8) Infine, quale consiglio di scrittura senti di dare ai lettori? Spiega brevemente come scrivi le tue storie: c’è un momento della giornata in cui ti senti maggiormente ispirata? Deve esserci una particolare atmosfera attorno o scrivi benissimo ovunque?
Non c’è un momento preciso in cui mi sento maggiormente ispirata. L’ispirazione arriva quando decide lei: può essere un momento in cui sono libera e allora mi precipito a scrivere, oppure un momento in cui sono impegnata e allora prendo appunti sul telefonino, sull’e-reader, su post-it, su qualsiasi cosa pur di segnare i pensieri principali, i particolari, che non voglio dimenticare per poi andare a svilupparli con calma quando scrivo. Il che comunque deve avvenire il più presto possibile. Quando l’ispirazione parte è come un treno: alle volte mi stacco dalla tastiera e scopro di aver scritto anche trenta o quaranta pagine senza che me ne sia resa conto. Per scrivere in ogni caso ho bisogno di silenzio, di concentrazione. Il consiglio che do è semplice: non ostacolare le idee ma lasciarle fluire anche se non si riesce bene ad afferrarle, saranno loro a dispiegarsi da sole su carta. Quando poi la trama è particolarmente complicata sono utili schemi di sintesi da consultare prima di scrivere.

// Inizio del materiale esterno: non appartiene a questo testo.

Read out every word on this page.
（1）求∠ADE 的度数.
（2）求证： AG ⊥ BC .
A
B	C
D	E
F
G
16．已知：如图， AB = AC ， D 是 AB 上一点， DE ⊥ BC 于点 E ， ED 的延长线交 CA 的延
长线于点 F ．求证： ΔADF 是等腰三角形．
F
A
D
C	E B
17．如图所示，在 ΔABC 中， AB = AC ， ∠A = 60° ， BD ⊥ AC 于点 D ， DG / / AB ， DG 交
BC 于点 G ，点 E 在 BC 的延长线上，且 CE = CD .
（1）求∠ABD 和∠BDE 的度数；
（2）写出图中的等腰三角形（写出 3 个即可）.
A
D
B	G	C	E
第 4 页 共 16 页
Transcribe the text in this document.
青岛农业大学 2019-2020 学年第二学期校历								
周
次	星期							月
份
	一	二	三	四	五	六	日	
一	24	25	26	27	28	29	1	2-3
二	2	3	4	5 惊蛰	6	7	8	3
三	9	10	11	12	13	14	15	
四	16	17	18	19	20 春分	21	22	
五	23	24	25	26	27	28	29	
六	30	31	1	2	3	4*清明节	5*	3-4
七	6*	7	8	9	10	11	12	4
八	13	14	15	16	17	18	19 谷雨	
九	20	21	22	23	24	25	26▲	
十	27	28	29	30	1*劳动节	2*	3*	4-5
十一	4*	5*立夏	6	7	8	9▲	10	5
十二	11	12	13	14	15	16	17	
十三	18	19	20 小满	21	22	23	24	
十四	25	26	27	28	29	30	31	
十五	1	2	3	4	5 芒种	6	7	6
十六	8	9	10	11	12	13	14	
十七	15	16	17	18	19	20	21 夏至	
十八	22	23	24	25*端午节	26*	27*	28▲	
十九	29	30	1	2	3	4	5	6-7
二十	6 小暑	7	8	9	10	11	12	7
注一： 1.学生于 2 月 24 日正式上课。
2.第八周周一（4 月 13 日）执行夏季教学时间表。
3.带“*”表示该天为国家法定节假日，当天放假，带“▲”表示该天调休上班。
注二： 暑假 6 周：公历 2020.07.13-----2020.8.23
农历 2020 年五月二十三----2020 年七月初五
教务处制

9) Progetti per il futuro. Qualche anticipazione...
Progetti per il futuro... il problema è che il tempo che ho a disposizione non basta mai. Ho già un paio di trame di nuovi romanzi storici in mente, uno ambientato durante la prima guerra mondiale tra Grecia, Italia e Inghilterra, l’altro ambientato in Italia e Libia durante il fascismo. Tuttavia ora sto finendo di scrivere il seguito di “Tregua nell’ambra” - sì, continua! - quindi direi proprio che devo rimboccarmi le maniche.
10) Vuoi aggiungere qualcos’altro, prima di concludere...
Semplicemente un invito a scaricare gratis “Tregua nell’ambra” dal seguente indirizzo nei formati che preferite. Non costa nulla e spero che sia una lettura piacevole con la quale contribuirete a dar voce al mondo sconfinato degli scrittori “sconosciuti”. Grazie per avermi ospitata. Ciao a tutti.